The film doesn't give any answer, it asks them. And it tries to open a conversation.

Even more than in the brilliant Get Out, Us puts its creator in the category of these directors obsessed with signs and details, alongside Hitchcock, Kubrick or Fincher, not to mention the others. Certainly not at these directors’ level, being too young and unprepared- he wrote, shot and made this movie in less than a year, but one more would have been necessary in order to polish the few imperfections. But Peele impresses us after all. His visceral directing, his generosity, his ability to open up so entirely, without holding back, at the risk of failing- some laborious explanations and the final twist, failed, proving that anyone cannot be Shyamalan (Split, Glass)— contributes to turn Us into a bracing show we want to see again once the curtain has fallen.

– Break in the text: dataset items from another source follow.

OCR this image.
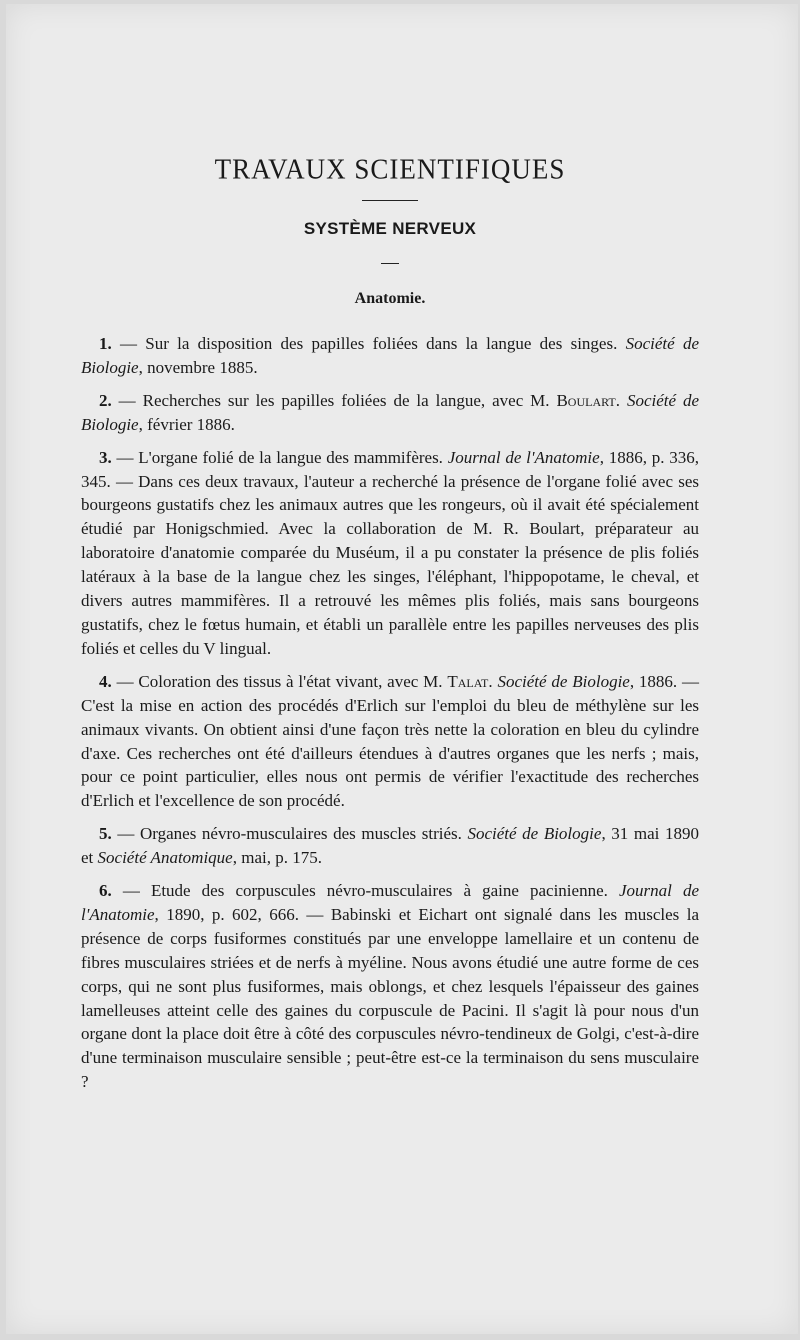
TRAVAUX SCIENTIFIQUES
SYSTÈME NERVEUX
Anatomie.

1. — Sur la disposition des papilles foliées dans la langue des singes. Société de Biologie, novembre 1885.

2. — Recherches sur les papilles foliées de la langue, avec M. Boulart. Société de Biologie, février 1886.

3. — L'organe folié de la langue des mammifères. Journal de l'Anatomie, 1886, p. 336, 345. — Dans ces deux travaux, l'auteur a recherché la présence de l'organe folié avec ses bourgeons gustatifs chez les animaux autres que les rongeurs, où il avait été spécialement étudié par Honigschmied. Avec la collaboration de M. R. Boulart, préparateur au laboratoire d'anatomie comparée du Muséum, il a pu constater la présence de plis foliés latéraux à la base de la langue chez les singes, l'éléphant, l'hippopotame, le cheval, et divers autres mammifères. Il a retrouvé les mêmes plis foliés, mais sans bourgeons gustatifs, chez le fœtus humain, et établi un parallèle entre les papilles nerveuses des plis foliés et celles du V lingual.

4. — Coloration des tissus à l'état vivant, avec M. Talat. Société de Biologie, 1886. — C'est la mise en action des procédés d'Erlich sur l'emploi du bleu de méthylène sur les animaux vivants. On obtient ainsi d'une façon très nette la coloration en bleu du cylindre d'axe. Ces recherches ont été d'ailleurs étendues à d'autres organes que les nerfs ; mais, pour ce point particulier, elles nous ont permis de vérifier l'exactitude des recherches d'Erlich et l'excellence de son procédé.

5. — Organes névro-musculaires des muscles striés. Société de Biologie, 31 mai 1890 et Société Anatomique, mai, p. 175.

6. — Etude des corpuscules névro-musculaires à gaine pacinienne. Journal de l'Anatomie, 1890, p. 602, 666. — Babinski et Eichart ont signalé dans les muscles la présence de corps fusiformes constitués par une enveloppe lamellaire et un contenu de fibres musculaires striées et de nerfs à myéline. Nous avons étudié une autre forme de ces corps, qui ne sont plus fusiformes, mais oblongs, et chez lesquels l'épaisseur des gaines lamelleuses atteint celle des gaines du corpuscule de Pacini. Il s'agit là pour nous d'un organe dont la place doit être à côté des corpuscules névro-tendineux de Golgi, c'est-à-dire d'une terminaison musculaire sensible ; peut-être est-ce la terminaison du sens musculaire ?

“The film doesn’t give any answer, it asks them. And it tries to open a conversation”, Winston Duke explains to us when we met him in Los Angeles. “He’s here to raise awareness”. Revealed in Black Panther (he played M’Baku, a renegade in the moutains), Duke plays here a good father, funny but a little stubborn, trying to convey the image of a manly and confident patriarch. Little by little, he will have to give the power to his wife, true heroine of the film. Lupita Nyong’o (Oscar of the best actress in a supporting role for Twelve Years A Slave) embodies her and it’s already, obviously, one of the great feminine roles in horror cinema. Having an expressive and physical acting, but without making too much (which is characteristic of so many American comedies), she signs here a very great horrific scene, an unforgettable monologue that turns the audience’s blood to ice with the mere strength of her voice: “I drew my inspiration from a vocal cords’ illness called Spasmodic Dysphonia, affecting some people for physical, emotional reasons or sometimes we don’t even know why. I’ve worked for months with an ENT specialist to get this voice”, she explains. The kind of performance the Oscars will theoretically not forget…

Erudition and Revolution
The actress agrees to share a precious information with us: a list of the film Jordan peele asked her to watch, “so that they could speak the same language”. It is composed of ten titles, and could stand for a horror cinema’s best-of for film-lovers:

Dead Again (Kenneth Brannagh),
Morse (Tomas Alfredson),
2 sœurs (Kim Jee-Woon),
Signes (M. Night Shyamalan),
Shining (Stanley Kubrick),
Les oiseaux (Alfred Hitchcock),
Mister Babadook (Jennifer Kent),
Funny Games (Michael Haneke),
Annihilation (Alex Garland),
Mother ! (Darren Aronofsky).

We finally ask her what she thinks about the film’s political scope, about her vision of the world, which is about social classes and not about race like in Get Out. The characters’ skin color has nothing to do here with the story, which is actually a strong statement.  Her answer is quick: “To me, it’s a film about the other we point at, whoever he is, instead of looking at ourselves and wondering: what is my responsibility  in the upcoming and even already present disaster?”. Winston Duke completes and gets closer to us, as if he was about to reveal a secret: “You know, to me, it even refers to the French Revolution. The masses removed from society like subhumans and holding rich peoples accountable, it reminds me a little of that, don’t you agree?”. Good catch, Winston. But because the film is opened to interpretation, we even want to go further: the red uniforms worn by the Tethered, these doubles coming from the underground to remind us of our guilty conscience, if we look closer, aren’t they a little yellow?